What are secured loans?
Secured loans, also known as homeowner loans, are borrowed against an asset you own, typically your home. When you apply for a secured loan, the lender will ask you to put up an asset as a security for the loan. This means that if you cannot repay the loan, the lender can sell the asset to recoup the loan. Mortgages are a form of secured lending, typically used to purchase property. Secured loans, however, can be used for any purpose.
Is a secured loan or homeowner loan the best loan for me?
Typically, homeowner loans or secured loans are used for long term borrowing. They can have repayment periods of up to 40 years.
Whether a particular loan is right for you depends on your individual needs and financial circumstances.
Secured loans are generally used to borrow larger sums of money. This can range from £35,000 and go up to around £100,000, though it is possible to borrow smaller amounts. This could be to fund a large expense like a wedding, or for making home improvements.
Secured loans are useful if you want to repay them over a long period of time. The longer term typically means that your monthly repayments will be much lower than a standard personal loan. The downside of a long term loan is that you end up paying more in interest over all.
Banks and lenders are keen to offer secured loans and homeowner loans because of that. This opens a range of options for borrowers who can compare secured loans and find the best deal for them. You can also use our secured loan comparison tool and online loan calculator to see how much you can borrow.
How much do secured loans cost?
As with most loans, the cost of the loan depends on the interest rate you're offered and any fees associated with the loan.
Interest: The interest rate you are offered will determine how much your monthly repayments will be. Secured loan rates will also affect how much you pay in interest overall over the term of the loan. This is why it's important to use a secure loan comparison tool to compare homeowner loans and find the best deals.
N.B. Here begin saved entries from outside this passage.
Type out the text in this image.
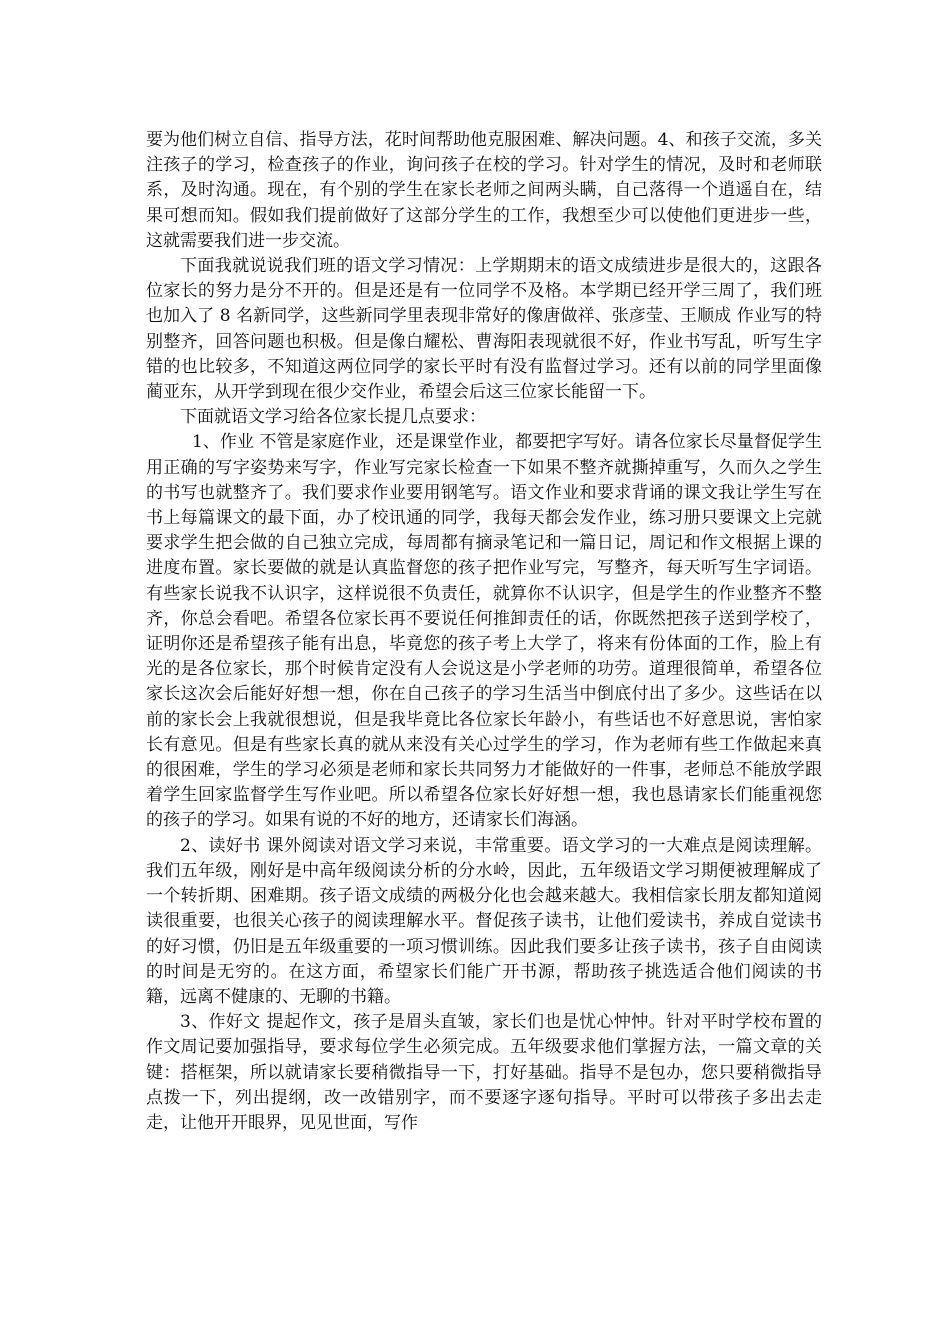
要为他们树立自信、指导方法，花时间帮助他克服困难、解决问题。4、和孩子交流，多关注孩子的学习，检查孩子的作业，询问孩子在校的学习。针对学生的情况，及时和老师联系，及时沟通。现在，有个别的学生在家长老师之间两头瞒，自己落得一个逍遥自在，结果可想而知。假如我们提前做好了这部分学生的工作，我想至少可以使他们更进步一些，这就需要我们进一步交流。

下面我就说说我们班的语文学习情况：上学期期末的语文成绩进步是很大的，这跟各位家长的努力是分不开的。但是还是有一位同学不及格。本学期已经开学三周了，我们班也加入了 8 名新同学，这些新同学里表现非常好的像唐做祥、张彦莹、王顺成 作业写的特别整齐，回答问题也积极。但是像白耀松、曹海阳表现就很不好，作业书写乱，听写生字错的也比较多，不知道这两位同学的家长平时有没有监督过学习。还有以前的同学里面像蔺亚东，从开学到现在很少交作业，希望会后这三位家长能留一下。

下面就语文学习给各位家长提几点要求：

1、作业 不管是家庭作业，还是课堂作业，都要把字写好。请各位家长尽量督促学生用正确的写字姿势来写字，作业写完家长检查一下如果不整齐就撕掉重写，久而久之学生的书写也就整齐了。我们要求作业要用钢笔写。语文作业和要求背诵的课文我让学生写在书上每篇课文的最下面，办了校讯通的同学，我每天都会发作业，练习册只要课文上完就要求学生把会做的自己独立完成，每周都有摘录笔记和一篇日记，周记和作文根据上课的进度布置。家长要做的就是认真监督您的孩子把作业写完，写整齐，每天听写生字词语。有些家长说我不认识字，这样说很不负责任，就算你不认识字，但是学生的作业整齐不整齐，你总会看吧。希望各位家长再不要说任何推卸责任的话，你既然把孩子送到学校了，证明你还是希望孩子能有出息，毕竟您的孩子考上大学了，将来有份体面的工作，脸上有光的是各位家长，那个时候肯定没有人会说这是小学老师的功劳。道理很简单，希望各位家长这次会后能好好想一想，你在自己孩子的学习生活当中倒底付出了多少。这些话在以前的家长会上我就很想说，但是我毕竟比各位家长年龄小，有些话也不好意思说，害怕家长有意见。但是有些家长真的就从来没有关心过学生的学习，作为老师有些工作做起来真的很困难，学生的学习必须是老师和家长共同努力才能做好的一件事，老师总不能放学跟着学生回家监督学生写作业吧。所以希望各位家长好好想一想，我也恳请家长们能重视您的孩子的学习。如果有说的不好的地方，还请家长们海涵。

2、读好书 课外阅读对语文学习来说，丰常重要。语文学习的一大难点是阅读理解。我们五年级，刚好是中高年级阅读分析的分水岭，因此，五年级语文学习期便被理解成了一个转折期、困难期。孩子语文成绩的两极分化也会越来越大。我相信家长朋友都知道阅读很重要，也很关心孩子的阅读理解水平。督促孩子读书，让他们爱读书，养成自觉读书的好习惯，仍旧是五年级重要的一项习惯训练。因此我们要多让孩子读书，孩子自由阅读的时间是无穷的。在这方面，希望家长们能广开书源，帮助孩子挑选适合他们阅读的书籍，远离不健康的、无聊的书籍。

3、作好文 提起作文，孩子是眉头直皱，家长们也是忧心忡忡。针对平时学校布置的作文周记要加强指导，要求每位学生必须完成。五年级要求他们掌握方法，一篇文章的关键：搭框架，所以就请家长要稍微指导一下，打好基础。指导不是包办，您只要稍微指导点拨一下，列出提纲，改一改错别字，而不要逐字逐句指导。平时可以带孩子多出去走走，让他开开眼界，见见世面，写作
Some homeowner and secured loans have variable interest rates – some months your repayments will cost more than others. If you are unsure about being able to afford higher repayments, or want the certainty of a fixed repayment plan, you should avoid this type of loan.
Fees: Some lenders may charge fees in relation to your loan. These can be arrangement fees, broker fees or, in the case of secured loans, valuation fees because the loan is secured by a property. It's important to know the total cost of a loan so that you understand what you have repay.
Does 'representative' APR mean I won’t get the best loan on offer?
Often when you compare secured loans, loan comparison websites or advertise an APR. This is a calculation of the cost of the cost of the loan, which includes the interest rate and any fees charged.
The ‘representative’ APR is the APR that at least 51% of a lender’s customers will pay when taking out the personal loan being advertised.
Your personal circumstances will determine how much a lender will charge you for a loan. It's likely that you might not actually get the interest rate on offer when you compare secured loans on loan comparison sites. To get the best deal, or have access to a cheap loan, you'll need to have a good credit history with a high credit score.
How does a secured loan compare to other loans?
Secured loans give borrowers access to a large amount of money at fairly short notice, which for many people is their main advantage.
Borrowers who use a secured or homeowner loan will also typically pay a lower interest rate than with a personal loan. Lenders will see you as less of a risk because the loan is secured against your home if you are unable to repay it.
You will need to repay the loan in installments every month. If the interest on the loan is fixed you will repay a set amount each month. If the interest rate is variable, this amount will change.
What are the disadvantages of a homeowner loan?
The main downside of a homeowner or secured loan is the risk you are taking with your property if you fall behind on repayments.
With a personal loan if you are unable to repay the amount you have borrowed it will damage your credit score, or you'll have to declare bankruptcy. Borrowers who fail to maintain repayments on a secured loan can lose their home.
This is why you should only consider taking out a secured or homeowner loan if you are sure you can maintain your payments.
How does a homeowner loan compare to remortgaging?
The main alternative to a secured or homeowner loan is to remortgage your property. The risk your home will be repossessed if you fail to meet the repayments still applies. However, if you have a large amount of equity in your home remortgaging may give you access to more of the best loans at cheap interest rates.